With his pompadour haircut and Spanish-language cover of “Don’t Be Cruel” (“No Seas Cruel”) and other songs, Fender was considered the “Elvis of the Rio Grande.”
“I was the first to take Hispanic rock ‘n’ roll south of the border,” Fender told the Sacramento Bee in 2002. “I demand recognition for being the one that broke it in.”
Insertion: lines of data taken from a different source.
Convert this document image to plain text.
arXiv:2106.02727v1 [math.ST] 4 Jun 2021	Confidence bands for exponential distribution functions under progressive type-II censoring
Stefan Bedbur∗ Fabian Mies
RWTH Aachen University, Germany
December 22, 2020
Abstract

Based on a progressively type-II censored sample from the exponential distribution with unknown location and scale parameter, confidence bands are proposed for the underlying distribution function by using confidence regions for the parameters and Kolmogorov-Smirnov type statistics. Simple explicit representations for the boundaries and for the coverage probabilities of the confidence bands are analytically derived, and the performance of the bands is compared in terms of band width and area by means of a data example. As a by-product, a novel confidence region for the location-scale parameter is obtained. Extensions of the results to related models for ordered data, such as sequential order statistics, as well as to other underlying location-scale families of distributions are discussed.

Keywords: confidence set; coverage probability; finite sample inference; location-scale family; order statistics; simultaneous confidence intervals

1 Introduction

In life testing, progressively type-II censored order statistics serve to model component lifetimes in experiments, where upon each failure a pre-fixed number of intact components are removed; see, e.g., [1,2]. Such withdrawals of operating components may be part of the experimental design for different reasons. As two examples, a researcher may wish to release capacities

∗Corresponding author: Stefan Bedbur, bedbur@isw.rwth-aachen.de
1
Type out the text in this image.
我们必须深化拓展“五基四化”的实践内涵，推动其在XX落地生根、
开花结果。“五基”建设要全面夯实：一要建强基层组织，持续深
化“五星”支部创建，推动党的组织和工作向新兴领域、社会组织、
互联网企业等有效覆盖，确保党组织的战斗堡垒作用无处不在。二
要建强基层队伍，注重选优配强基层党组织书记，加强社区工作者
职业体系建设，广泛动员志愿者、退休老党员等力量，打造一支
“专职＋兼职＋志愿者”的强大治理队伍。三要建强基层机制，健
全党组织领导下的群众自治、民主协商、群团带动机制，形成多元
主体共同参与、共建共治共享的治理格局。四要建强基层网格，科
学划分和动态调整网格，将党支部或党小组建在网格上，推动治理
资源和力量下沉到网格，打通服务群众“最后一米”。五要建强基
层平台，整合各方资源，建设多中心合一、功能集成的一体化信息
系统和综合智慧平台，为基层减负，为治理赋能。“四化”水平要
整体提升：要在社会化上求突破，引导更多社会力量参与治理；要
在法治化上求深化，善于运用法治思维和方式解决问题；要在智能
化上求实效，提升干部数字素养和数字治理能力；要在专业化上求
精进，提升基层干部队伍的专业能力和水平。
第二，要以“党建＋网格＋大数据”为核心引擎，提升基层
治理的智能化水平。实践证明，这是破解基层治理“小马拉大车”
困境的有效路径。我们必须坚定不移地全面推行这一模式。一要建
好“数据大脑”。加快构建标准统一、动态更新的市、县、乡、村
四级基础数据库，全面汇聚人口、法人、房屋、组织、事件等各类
The curtain fell hard on Fender’s early career when he was arrested in 1960 in Baton Rouge, La., for possession of a small amount of marijuana. He spent almost three years in the Louisiana state prison at Angola.
After his release, Fender spent several years playing gigs on weekends. He worked as an auto mechanic and studied sociology at a junior college.
He found fame on the national stage in the mid-1970s when record producer Huey Meaux convinced Fender to bring his soulful tenor to country music. Recorded for a regional label in Texas, “Before the Next Teardrop Falls” became a No. 1 pop and country hit. The mellow song included a verse in Spanish.
Later in 1975, Fender recorded a version of the Doris Day hit “Secret Love,” which reached No. 20 on the charts, and remade his late 1950s recording, “Wasted Days and Wasted Nights,” which climbed to No. 8. Other pop and country hits followed.
The late 1970s were, artistically, the “best years of my life,” Fender told the Los Angeles Times in 1992, but drugs and alcohol had taken a toll by the mid-1980s.
His wife and friends convinced him to seek treatment, and he spent time in a drug rehabilitation center in 1985.
After he emerged, his career took a mild Hollywood turn. Robert Redford called to ask him to appear as the mayor in the 1998 film “The Milagro Beanfield War.” Fender also acted in several other films.
In 1989, Fender was “playing bookings for peanuts” when he was asked to team with three other elder statesmen of the Tex-Mex sound – Doug Sahm, Augie Meyers and Flaco Jimenez – to form the Texas Tornados.
Branded the “Tex-Mex equivalent of the Traveling Wilburys and Grateful Dead” by the Detroit Free Press, the group recorded and performed off and on through much of the 1990s.
Still, Fender remained committed to a career as a solo artist, alternately touring alone and with the Tornados. In 1998, he reunited with Jimenez to appear with the group Los Super Seven.
Asked in 1990 if he hoped to use the Tornados as a vehicle to jump-start his solo career, Fender answered: “Is pork chops greasy? I guess we all want it.”